Multiple system atrophy (MSA) belongs to a group of rare, sporadic, unrelenting, fatal, rapidly progressive degenerative neurological disorders. MSA is characterized by several clinical features of parkinsonism, cerebellar ataxia, autonomic dysfunction and corticospinal tract dysfunction, likely caused by cell loss or gliosis in specific brain structures, myelin pallor and α-synucleinopathy of unknown etiology. The prevalence of MSA is reported to be 4 cases per 100,000 people. In Austria currently 1,000 patients have been diagnosed.The average age of onset is 55-58 years and the average disease duration between 7 and 9 years. Men are more commonly affected by MSA than women. MSA progresses more quickly than Parkinson’s Disease (PD): a very high percentage of MSA patients are disabled within 5 years of their initial diagnosis.

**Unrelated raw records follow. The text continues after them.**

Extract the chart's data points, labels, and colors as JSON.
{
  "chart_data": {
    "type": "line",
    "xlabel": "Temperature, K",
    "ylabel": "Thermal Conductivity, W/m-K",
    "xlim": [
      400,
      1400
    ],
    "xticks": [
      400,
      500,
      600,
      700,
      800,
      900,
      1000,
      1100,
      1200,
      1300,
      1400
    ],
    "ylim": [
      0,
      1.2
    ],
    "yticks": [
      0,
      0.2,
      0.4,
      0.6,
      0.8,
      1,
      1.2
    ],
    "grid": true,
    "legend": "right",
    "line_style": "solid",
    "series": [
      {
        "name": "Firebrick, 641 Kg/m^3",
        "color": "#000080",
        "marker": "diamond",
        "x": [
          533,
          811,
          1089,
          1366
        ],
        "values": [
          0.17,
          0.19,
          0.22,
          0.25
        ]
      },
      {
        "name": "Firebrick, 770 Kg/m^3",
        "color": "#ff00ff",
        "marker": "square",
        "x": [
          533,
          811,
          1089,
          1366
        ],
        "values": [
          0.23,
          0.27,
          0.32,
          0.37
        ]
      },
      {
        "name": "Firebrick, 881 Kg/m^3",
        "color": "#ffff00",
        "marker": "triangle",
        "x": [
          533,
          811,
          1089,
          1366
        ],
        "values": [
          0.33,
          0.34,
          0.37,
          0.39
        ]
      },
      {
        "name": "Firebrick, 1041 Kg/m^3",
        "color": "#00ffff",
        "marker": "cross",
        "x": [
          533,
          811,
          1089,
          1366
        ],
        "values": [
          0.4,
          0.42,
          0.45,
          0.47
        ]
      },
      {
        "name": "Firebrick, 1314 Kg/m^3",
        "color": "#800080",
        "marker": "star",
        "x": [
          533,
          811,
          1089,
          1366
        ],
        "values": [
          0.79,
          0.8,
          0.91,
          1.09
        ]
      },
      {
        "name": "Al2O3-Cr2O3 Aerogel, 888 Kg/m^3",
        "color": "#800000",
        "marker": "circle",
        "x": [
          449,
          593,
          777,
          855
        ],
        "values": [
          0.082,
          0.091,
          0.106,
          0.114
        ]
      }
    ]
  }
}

The pathogenesis of the disease is still undetermined and no specific risk factor has been identified. Pathological changes in MSA include multisystem neuronal cell loss, gliosis, and α-synuclein-positive glial cytoplasmic inclusions in the brain and spinal cord. The term MSA was first proposed in 1969, recognizing the overlap of its three neuropathologies, i.e. striatonigral degeneration, olivopontocerebellar atrophy and central autonomic degeneration. More recently, MSA has been categorized into two clinical subtypes, MSA-P with predominant parkinsonism, and MSA-C with predominant cerebellar ataxia. Recent studies indicate that MSA-P is more common in Europe than MSA-C and the motor disorder is often mixed, with cerebellar features in MSA-P and parkinsonian symptoms in MSA-C. Autonomic failure is a characteristic feature of both MSA subtypes.

Diagnosis of MSA can be challenging because of the difficulty in differentiating the disease from other disorders, such as PD, pure autonomic failure or other rare movement disorders.  Certain MSA signs and symptoms also occur with them. Distinguishing MSA from other degenerative disorders crucially depends on the presence of early and severe cardiovascular autonomic failure (CAF). Combined with a lack of effective biomarkers, that implies a certain potential for clinical misdiagnosis, particularly in the early disease course. However, MSA pathology can be predicted in 90% of cases if the clinical diagnostic criteria for probable MSA are fulfilled. Only neuropathological confirmation can definitely validate the diagnosis of MSA.

A current multicenter study suggests that disease progression slows down in the second year of follow-up, and baseline parkinsonism and neurogenic bladder disturbance are linked to poor survival. Further, a shorter baseline symptom duration and absent levodopa response proved to be independent predictors of faster UMSARS progression (Unified Multiple System Atrophy Rating Scale). There is no remission of the disease and an effective treatment that can modify the MSA progression has not yet been established.